I had an interview and received an offer a little over a week ago.

And the best thing? I am really excited about it!

AN INSPECTOR CALLS

I am getting ready for an inspection.

Okay, that just sounds wrong… the school where I work is due for an inspection and we have been informed that it is going to take place in a little over a week.

When teaching internationally, the regulations around formal school inspections are different to that of working in the UK, in that you get a different amount of advance warning to make your preparations. And I mean, a considerable amount of advance warning… I am talking at least six months if you work in many schools internationally! A little different to the minimum two days notice provided by Ofsted*. Shortly before the school finished for the summer break, management were very kind to drop the ‘I-bomb’ on us.

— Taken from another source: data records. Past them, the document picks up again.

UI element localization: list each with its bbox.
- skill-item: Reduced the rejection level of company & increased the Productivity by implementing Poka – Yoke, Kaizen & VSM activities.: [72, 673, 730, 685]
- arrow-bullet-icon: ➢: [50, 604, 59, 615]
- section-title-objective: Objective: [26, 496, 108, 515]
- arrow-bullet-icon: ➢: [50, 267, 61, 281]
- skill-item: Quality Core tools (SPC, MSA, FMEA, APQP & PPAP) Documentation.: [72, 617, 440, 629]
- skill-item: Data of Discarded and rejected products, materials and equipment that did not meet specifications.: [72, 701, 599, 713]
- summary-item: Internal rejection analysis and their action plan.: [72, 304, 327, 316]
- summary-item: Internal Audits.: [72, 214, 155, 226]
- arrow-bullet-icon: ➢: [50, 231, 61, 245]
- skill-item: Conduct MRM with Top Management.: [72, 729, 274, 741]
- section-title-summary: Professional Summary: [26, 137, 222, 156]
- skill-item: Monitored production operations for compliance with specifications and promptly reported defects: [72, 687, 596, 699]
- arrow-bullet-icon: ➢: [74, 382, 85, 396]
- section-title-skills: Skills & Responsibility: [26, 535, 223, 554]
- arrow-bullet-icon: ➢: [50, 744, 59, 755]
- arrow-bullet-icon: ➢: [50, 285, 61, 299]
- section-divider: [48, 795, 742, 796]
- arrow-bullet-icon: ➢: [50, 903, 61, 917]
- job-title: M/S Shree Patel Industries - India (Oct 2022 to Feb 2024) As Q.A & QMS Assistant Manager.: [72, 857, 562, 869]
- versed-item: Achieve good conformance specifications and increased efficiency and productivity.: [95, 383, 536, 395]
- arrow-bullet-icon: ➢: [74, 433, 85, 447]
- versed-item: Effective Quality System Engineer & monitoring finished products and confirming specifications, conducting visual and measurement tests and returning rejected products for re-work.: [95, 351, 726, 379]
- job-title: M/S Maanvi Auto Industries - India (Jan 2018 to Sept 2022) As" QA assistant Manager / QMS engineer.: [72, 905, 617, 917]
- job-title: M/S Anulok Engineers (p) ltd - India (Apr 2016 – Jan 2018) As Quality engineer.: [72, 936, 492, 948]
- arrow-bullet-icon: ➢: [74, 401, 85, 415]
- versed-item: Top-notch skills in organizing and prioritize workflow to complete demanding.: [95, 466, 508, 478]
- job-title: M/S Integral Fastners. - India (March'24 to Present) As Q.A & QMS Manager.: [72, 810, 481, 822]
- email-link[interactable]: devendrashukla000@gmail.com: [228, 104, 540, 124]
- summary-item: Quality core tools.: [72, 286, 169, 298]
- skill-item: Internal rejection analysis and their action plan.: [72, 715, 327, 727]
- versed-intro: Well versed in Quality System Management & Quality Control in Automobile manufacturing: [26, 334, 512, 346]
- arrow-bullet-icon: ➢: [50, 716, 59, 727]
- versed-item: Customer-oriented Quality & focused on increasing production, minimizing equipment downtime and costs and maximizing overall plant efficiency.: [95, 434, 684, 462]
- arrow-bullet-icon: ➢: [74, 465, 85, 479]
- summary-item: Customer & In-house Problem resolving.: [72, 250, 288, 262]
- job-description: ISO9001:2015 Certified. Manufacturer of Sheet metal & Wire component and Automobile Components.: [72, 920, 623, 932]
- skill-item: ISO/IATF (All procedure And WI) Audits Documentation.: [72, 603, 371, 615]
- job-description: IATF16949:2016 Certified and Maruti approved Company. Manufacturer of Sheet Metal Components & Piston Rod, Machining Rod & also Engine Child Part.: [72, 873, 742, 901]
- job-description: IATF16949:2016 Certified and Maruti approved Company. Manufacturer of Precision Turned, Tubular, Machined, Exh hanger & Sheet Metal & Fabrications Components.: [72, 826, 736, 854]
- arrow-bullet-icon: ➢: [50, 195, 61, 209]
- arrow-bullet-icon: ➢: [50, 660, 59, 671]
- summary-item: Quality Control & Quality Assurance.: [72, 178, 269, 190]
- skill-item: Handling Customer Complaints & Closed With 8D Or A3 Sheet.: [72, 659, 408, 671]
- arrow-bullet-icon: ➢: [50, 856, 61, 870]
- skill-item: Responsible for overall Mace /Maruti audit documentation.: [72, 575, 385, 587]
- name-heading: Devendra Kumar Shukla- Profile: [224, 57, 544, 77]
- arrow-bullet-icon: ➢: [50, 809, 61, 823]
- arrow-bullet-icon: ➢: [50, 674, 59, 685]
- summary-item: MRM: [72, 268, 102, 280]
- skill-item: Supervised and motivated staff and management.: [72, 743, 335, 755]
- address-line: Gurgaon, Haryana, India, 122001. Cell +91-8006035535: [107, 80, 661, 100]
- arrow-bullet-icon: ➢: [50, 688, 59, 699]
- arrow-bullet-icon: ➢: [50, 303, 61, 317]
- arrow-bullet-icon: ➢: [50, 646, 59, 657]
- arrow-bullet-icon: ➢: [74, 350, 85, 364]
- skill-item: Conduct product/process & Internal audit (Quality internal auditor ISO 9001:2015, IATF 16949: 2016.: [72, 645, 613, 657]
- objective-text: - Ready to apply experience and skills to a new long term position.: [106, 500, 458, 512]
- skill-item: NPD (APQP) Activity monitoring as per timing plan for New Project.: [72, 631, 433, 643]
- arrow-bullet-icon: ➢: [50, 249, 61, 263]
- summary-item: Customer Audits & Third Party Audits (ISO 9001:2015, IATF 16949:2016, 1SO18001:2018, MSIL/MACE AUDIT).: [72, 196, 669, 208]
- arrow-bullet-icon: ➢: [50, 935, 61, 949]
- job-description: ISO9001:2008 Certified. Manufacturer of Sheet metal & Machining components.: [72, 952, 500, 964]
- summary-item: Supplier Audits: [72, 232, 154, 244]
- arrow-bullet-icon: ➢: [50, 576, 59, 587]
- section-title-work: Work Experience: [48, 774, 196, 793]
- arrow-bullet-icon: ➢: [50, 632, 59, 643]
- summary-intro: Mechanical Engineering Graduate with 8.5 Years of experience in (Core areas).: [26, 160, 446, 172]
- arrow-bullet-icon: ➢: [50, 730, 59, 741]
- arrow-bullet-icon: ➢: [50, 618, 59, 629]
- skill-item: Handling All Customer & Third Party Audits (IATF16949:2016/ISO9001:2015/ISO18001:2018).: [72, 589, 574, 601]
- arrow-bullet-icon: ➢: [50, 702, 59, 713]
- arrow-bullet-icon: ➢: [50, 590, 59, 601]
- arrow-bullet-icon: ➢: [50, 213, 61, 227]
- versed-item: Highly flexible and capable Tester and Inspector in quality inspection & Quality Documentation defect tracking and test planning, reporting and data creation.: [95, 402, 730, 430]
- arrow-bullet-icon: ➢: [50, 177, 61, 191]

Of course, receiving this much notice for an inspection has its blessings, in that it gives you ample opportunity to get your stuff in order. But when it has come down to it, it’s actually rather difficult to plan lessons months or even weeks in advance. Even on a day-to-day basis things crop up: a ‘surprise’ school event may tear away half your students, you may end up having a fantastic debate that you don’t want to put on hold so the lesson has to roll over to the next day, or perhaps more realistically, you have so much to content to deliver that you end up either rushing or missing out chunks of information so you have to go back to it another time anyway.

Conversely, this much notice sent some of the management at my school into a spin and when the new school year started back in August the teaching faculty were swiftly issued with additional tasks to add to the already bulging workload. These additional tasks have so far included: gathering more data for our classes (as if we don’t provide enough), providing sample lesson plans and schemes of work together with resources to be scrutinised (I actually hate this word) and an ‘enhanced’ data review for each department/year group in the school – for some staff this took up to three to four drafts to complete, each edit taking at least a further hour or more. It’s significant to note here that in my two previous years at the school these reports came back with no feedback/complaints giving me the impression that, either no-one had read them previously or that management simply wants us to add copious amounts of information just for the inspection.

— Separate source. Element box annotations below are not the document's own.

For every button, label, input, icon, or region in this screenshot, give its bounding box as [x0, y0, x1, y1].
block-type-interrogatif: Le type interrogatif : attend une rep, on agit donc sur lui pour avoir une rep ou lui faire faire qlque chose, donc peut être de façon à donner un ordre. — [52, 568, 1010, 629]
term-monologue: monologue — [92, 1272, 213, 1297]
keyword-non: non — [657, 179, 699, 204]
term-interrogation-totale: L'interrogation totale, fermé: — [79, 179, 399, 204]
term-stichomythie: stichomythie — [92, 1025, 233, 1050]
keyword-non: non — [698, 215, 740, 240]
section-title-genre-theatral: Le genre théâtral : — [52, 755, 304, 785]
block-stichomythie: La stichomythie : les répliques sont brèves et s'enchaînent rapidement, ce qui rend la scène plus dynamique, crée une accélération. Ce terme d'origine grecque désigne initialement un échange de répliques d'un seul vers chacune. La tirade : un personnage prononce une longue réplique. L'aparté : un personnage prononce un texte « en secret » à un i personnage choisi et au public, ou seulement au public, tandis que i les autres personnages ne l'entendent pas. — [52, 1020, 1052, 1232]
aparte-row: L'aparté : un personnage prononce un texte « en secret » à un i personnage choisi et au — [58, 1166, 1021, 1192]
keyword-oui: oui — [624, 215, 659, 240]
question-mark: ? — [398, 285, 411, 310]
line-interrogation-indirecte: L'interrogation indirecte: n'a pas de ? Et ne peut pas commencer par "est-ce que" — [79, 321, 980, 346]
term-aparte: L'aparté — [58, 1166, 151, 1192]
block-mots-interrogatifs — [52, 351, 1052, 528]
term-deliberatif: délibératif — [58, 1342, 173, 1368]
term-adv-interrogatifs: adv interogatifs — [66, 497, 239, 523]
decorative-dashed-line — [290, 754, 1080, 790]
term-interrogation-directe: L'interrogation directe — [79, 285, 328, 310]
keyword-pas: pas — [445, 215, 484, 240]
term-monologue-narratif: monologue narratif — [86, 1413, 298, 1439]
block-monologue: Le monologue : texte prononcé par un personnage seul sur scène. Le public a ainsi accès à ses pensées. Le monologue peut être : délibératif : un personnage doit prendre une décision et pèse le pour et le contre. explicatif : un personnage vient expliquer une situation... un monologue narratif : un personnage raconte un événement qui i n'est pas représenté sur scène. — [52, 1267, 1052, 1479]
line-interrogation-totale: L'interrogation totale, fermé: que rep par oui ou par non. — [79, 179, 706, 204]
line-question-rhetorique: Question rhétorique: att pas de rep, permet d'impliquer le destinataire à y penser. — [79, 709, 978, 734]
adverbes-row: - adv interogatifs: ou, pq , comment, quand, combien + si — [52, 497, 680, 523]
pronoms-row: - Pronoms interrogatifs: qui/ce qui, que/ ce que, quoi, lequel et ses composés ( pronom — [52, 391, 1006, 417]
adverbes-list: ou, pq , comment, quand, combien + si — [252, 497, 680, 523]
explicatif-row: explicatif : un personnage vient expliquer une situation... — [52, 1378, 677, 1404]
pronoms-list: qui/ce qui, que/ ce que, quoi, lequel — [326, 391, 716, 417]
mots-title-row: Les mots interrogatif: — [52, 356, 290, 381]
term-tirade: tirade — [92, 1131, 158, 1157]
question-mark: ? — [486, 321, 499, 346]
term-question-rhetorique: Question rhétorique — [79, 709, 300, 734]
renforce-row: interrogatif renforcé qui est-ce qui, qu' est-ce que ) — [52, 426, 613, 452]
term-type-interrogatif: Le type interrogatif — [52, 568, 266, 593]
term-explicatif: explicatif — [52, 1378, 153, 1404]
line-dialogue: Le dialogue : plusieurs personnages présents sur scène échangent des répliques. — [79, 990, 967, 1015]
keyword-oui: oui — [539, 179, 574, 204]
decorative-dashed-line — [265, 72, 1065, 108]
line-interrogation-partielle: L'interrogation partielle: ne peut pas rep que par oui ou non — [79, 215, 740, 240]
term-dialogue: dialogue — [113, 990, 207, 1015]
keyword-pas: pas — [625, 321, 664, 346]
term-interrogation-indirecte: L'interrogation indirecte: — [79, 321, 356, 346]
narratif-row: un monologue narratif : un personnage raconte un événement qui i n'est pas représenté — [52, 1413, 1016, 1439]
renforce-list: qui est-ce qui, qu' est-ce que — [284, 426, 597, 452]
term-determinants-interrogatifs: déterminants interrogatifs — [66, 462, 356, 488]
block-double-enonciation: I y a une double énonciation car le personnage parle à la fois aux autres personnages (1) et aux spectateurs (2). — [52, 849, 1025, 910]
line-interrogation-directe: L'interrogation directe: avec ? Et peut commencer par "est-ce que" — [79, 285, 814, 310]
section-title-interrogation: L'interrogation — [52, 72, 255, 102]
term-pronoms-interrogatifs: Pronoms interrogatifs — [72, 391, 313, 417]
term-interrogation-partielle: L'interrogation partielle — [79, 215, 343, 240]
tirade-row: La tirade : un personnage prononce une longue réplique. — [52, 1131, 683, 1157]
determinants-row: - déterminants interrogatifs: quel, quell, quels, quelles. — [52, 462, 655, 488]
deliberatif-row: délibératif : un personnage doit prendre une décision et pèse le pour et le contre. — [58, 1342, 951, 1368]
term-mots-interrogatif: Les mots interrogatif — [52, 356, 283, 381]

And the additional list of tasks goes on.

It’s been five years since I last experienced a school inspection, so you could argue now it’s my time. During my first, I managed to avoid nearly all detection from the inspection team with only brief contact made when one happened to pass through the library (where I was doing some work at the time) as they were on their way to the bathroom. My second experience couldn’t have been more different. I did receive one lesson observation and in truly stressed teacher fashion, instead of upping my game, I panicked, pretty much nearly forgetting what I was meant to be teaching and the kid’s names along with it. The feedback didn’t go as well as hoped.

At the moment I am feeling a little more prepared, but that could be the six months notice talking. There is still a lot more to do and I fear that next week will be filled with some more of those ‘additional’ tasks alongside my actual teaching.

*Ofsted: stands for the Office for Standards in Education, Children’s Services and Skills and they are the UK’s centre for school inspections.